1 Testo, rivisto dall’Autore, della conferenza tenuta a Brescia il 19.2.1990 su invito della Cooperativa Cattolico-democratica di Cultura.

2 Il VII Concilio ecumenico (787) pone come fondamento della fede ortodossa la venerazione delle icone in difesa contro l’iconoclastia.

3 Famiglia Patrizia bizantina. Sale al trono imperiale nel 1261 con Michele III Paleologo, quando i Greci riconquistano Costantinopoli, e lo mantiene fino al 1453, l’anno della caduta dell’Impero bizantino.

4 Gregorio Palamas (Costantinopoli 1296 ca ‑ Tessalonica 1395), teologo bizantino, santo della Chiesa greca, fu il massimo teorico dell’esicasmo, termine che designa la tradizione mistica della preghiera contemplativa nella Chiesa orientale. L’esicasmo praticava la ripetizione incessante della “preghiera di Gesù” o “preghiera monologica” (“Signore Gesù Cristo, abbi pietà di me”, o simili) che aveva lo scopo di ottenere l'”Unione della mente con il cuore” in modo da rendere possibile la contemplazione della luce increata divina, ossia la luce della Trasfigurazione di Cristo, apparsa sul Monte Tabor.

5 Concilio di Firenze, 1439. Durante l’assedio di Costantinopoli da parte delle forze ottomane, Giovanni VIII, nella speranza di ottenere aiuti dall’Occidente, promuove l’Unione delle Chiese greca e latina, che di fatto viene però respinta dalla Chiesa greca, vanificando così gli esiti del Concilio e l’aiuto sperato.

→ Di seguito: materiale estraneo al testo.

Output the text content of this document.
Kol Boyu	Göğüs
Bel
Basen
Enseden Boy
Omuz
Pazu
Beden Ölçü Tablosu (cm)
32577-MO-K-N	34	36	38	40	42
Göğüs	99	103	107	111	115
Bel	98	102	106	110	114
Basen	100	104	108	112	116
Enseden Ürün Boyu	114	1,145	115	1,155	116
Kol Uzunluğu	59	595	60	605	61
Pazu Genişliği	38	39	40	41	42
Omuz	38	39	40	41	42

6 Il termine autocefalia designa la condizione di una Chiesa che si governa da sé e non riconosce quindi la dipendenza dal Papa o da un’altra autorità ecclesiastica internazionale. Il principio bizantino, secondo il quale Chiesa e Stato si identificano e conseguentemente ogni Stato può organizzare la propria Chiesa. favorì il sorgere e l’affermarsi di varie Chiese autocefale in Oriente.

7 Andrej Rublëv (1360‑1429), pittore russo capostipite della scuola di pittura moscovita che con lui accede ad una nuova visione dell’uomo e della pittura, uscendo definitivamente dagli schemi pittorici bizantini e medioevali. Si racconta che, mentre con alcuni discepoli stava affrescando la Cattedrale di Vladimir, a Mosca, assistette all’assalto dei Tartari; le atrocità viste e provate lo indussero a rinunciare alla propria arte e a chiudersi nel silenzio. Solo dopo una pausa durata quasi vent’anni, vissuta in quotidiana ascesi, accettò di riprendere a dipingere: nacque così, nel 1411, il suo capolavoro, La Trinità (Mosca, Galleria Tret’jakov). Imponente, pervasa di trepida gioia, l’icona, con i tre angeli alla tavola di Abramo, rimarrà a simboleggiare il ritorno di Rublëv alla luce, il superamento del suo dolore per la disgregazione del popolo russo e la speranza della rinascita.